We’ve seen actress Marsai Martin has literally grow up on screen right before our eyes. From her sassy, intelligent role on the hit show “Black-ish” to her boss moves when she, at age 13, became an executive producer of her film, making her the youngest person to ever produce a movie, as well as the youngest African-American producer.
But just like every other child star, as we get older, our bodies start to change. Martin tried to hide it, but the pain she felt, she knew it wasn’t normal and something wasn’t right.
It all started when she began experiencing a lot of pain with her periods. She was diagnosed with an ovarian cyst at 14, which she didn’t publicly disclose until four years later in 2022. Seeking out the diagnosis in the first place, she says, took a lot of courage.
“I was so nervous about even knowing what was going on with my body,” she says, reflecting on her younger self. “I was in a space where I didn’t know if I wanted to know that information because of conversations that I had in the past.”
She was made aware that reproductive health was a “sensitive topic for a lot of people but especially for Black women,” she says. Data shows that women of color face higher maternal mortality rates and a higher risk of dying from cervical cancer than white women. This reality made it difficult for her to want to address her own experience, out of fear of what it might mean.
“These conversations should be nothing to be ashamed of, and it shouldn’t hold you back from getting the information and the details that you need to move forward with your body,” she says in hindsight. “Pain is not normal, you know.

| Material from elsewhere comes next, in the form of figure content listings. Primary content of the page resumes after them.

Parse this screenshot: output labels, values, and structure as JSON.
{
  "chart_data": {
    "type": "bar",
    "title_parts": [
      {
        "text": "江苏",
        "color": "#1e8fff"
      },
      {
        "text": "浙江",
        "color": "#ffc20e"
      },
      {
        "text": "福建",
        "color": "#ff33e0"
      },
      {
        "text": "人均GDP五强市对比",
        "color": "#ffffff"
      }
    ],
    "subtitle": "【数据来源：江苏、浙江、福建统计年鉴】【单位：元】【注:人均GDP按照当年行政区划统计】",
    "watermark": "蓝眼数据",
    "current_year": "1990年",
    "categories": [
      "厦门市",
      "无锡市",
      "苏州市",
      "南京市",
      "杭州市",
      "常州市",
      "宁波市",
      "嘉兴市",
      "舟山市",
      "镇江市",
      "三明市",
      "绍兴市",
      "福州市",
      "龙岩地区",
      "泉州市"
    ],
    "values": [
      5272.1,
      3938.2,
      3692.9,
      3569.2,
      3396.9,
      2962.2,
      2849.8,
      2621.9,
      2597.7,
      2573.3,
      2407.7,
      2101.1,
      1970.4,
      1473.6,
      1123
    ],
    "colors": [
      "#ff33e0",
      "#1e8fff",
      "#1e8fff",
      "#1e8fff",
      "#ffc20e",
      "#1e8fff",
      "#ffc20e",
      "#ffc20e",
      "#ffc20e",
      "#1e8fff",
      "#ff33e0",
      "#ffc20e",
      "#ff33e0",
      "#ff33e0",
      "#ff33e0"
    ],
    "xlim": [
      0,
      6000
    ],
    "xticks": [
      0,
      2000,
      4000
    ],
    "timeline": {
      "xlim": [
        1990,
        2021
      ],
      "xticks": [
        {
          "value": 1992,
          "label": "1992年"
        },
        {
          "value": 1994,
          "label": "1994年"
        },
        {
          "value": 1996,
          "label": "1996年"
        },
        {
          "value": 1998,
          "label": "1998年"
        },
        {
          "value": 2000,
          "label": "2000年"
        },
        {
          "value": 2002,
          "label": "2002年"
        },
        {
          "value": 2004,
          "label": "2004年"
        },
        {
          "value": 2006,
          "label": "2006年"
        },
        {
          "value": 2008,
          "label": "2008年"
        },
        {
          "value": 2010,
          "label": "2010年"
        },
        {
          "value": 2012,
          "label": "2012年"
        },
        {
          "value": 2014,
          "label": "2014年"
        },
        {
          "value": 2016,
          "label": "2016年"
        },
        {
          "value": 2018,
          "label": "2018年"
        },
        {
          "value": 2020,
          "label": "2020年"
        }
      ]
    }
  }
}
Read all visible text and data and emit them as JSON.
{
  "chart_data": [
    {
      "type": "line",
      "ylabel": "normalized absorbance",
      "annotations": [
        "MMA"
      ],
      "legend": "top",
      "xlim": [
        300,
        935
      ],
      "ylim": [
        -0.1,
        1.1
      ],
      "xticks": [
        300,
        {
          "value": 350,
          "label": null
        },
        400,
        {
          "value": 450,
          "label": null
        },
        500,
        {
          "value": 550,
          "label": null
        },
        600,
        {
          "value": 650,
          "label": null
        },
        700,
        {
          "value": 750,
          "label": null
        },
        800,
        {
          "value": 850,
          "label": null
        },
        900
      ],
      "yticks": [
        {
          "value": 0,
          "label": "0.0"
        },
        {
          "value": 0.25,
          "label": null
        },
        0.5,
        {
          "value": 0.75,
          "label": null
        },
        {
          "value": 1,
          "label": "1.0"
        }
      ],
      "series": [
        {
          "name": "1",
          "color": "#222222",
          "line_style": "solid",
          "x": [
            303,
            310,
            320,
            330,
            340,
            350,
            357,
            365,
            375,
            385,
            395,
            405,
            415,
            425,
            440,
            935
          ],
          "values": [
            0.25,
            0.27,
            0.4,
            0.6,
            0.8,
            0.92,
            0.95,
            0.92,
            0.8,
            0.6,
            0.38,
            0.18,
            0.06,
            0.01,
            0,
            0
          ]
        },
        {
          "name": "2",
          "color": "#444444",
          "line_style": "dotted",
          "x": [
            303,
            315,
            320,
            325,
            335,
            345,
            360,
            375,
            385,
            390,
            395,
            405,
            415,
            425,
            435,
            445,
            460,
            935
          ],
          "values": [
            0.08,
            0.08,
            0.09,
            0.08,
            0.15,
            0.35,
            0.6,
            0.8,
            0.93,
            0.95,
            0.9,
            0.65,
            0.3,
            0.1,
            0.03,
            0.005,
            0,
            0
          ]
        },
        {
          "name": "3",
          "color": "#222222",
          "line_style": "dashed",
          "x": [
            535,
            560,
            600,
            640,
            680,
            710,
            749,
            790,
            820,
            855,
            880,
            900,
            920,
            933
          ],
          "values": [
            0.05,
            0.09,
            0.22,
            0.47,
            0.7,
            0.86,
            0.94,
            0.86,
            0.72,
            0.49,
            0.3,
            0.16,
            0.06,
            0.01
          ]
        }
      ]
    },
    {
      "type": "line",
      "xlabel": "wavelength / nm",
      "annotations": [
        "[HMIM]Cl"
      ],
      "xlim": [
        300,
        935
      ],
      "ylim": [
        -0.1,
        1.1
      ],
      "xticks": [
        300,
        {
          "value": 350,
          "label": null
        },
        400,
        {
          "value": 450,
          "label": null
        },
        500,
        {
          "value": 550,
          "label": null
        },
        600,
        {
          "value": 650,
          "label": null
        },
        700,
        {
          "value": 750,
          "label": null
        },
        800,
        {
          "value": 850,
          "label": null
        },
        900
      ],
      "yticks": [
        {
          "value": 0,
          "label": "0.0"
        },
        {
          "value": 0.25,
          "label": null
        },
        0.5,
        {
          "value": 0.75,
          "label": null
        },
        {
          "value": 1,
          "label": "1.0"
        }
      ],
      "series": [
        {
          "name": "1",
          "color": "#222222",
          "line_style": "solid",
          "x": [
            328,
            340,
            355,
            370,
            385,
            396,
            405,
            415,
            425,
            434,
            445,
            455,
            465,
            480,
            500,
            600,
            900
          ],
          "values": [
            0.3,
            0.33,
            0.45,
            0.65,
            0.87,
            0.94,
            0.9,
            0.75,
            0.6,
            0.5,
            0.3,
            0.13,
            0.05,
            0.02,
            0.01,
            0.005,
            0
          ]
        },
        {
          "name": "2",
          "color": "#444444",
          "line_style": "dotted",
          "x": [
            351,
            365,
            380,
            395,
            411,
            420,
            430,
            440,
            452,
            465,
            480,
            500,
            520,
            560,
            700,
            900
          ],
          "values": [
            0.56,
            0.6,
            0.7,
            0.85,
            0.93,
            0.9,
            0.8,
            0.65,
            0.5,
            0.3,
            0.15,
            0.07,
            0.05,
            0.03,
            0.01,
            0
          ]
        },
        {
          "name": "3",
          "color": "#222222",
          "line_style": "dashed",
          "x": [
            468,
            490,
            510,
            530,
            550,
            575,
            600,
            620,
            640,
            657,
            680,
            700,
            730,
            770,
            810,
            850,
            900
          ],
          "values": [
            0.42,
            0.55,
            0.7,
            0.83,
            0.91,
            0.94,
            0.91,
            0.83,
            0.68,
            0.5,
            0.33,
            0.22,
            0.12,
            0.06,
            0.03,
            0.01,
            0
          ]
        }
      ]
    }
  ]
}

And that’s something that I thought was normal for such a long time.”
According to her interview with Yahoo.com, it took her four years to agree to get the necessary surgery to remove the cyst and ultimately relieve the pain. That time “shaped me in a lot of ways,” she says.
There was “ongoing pain” that she experienced with her monthly period, on top of nervousness she encountered leading up to the surgery. “The anxiety was so overwhelming,” says Martin — who was actually wrapping up a hit television series, filming movies and trying to experience normal teenage life at the time. “It was a bunch of things to navigate.”
What she took away from the experience once the surgery was complete was that there was nothing to be afraid of. More important, she was taught to “speak up and use my voice” when it comes to conversations about her own body.
“You learn so much about your body the more you grow up. But this is a time where there’s a lot of hormonal changes to where you are just trying to understand and navigate what your body is telling you,” she says. “Most of the time, it will tell you what you need to do. It’s just a really big learning curve in my life at the moment, especially while growing into like a full-blown adult.”
Black women are disproportionately affected by ovarian cysts or polycystic ovary syndrome (PCOS). According to the National Institute of Health (NIH), approximately 5 million women of reproductive age in the United States are affected by this syndrome. And a study from the National Library of Medicine found that Black women with PCOS have an increased risk of metabolic syndrome and cardiovascular disease than white women.
What Is PCOS?
Unlike cystic fibroids, PCOS is caused by an imbalance of reproductive hormones, causing immature follicles to surround the ovary. It’s the leading cause of infertility. PCOS can also cause miscarriage, gestational diabetes, and preeclampsia.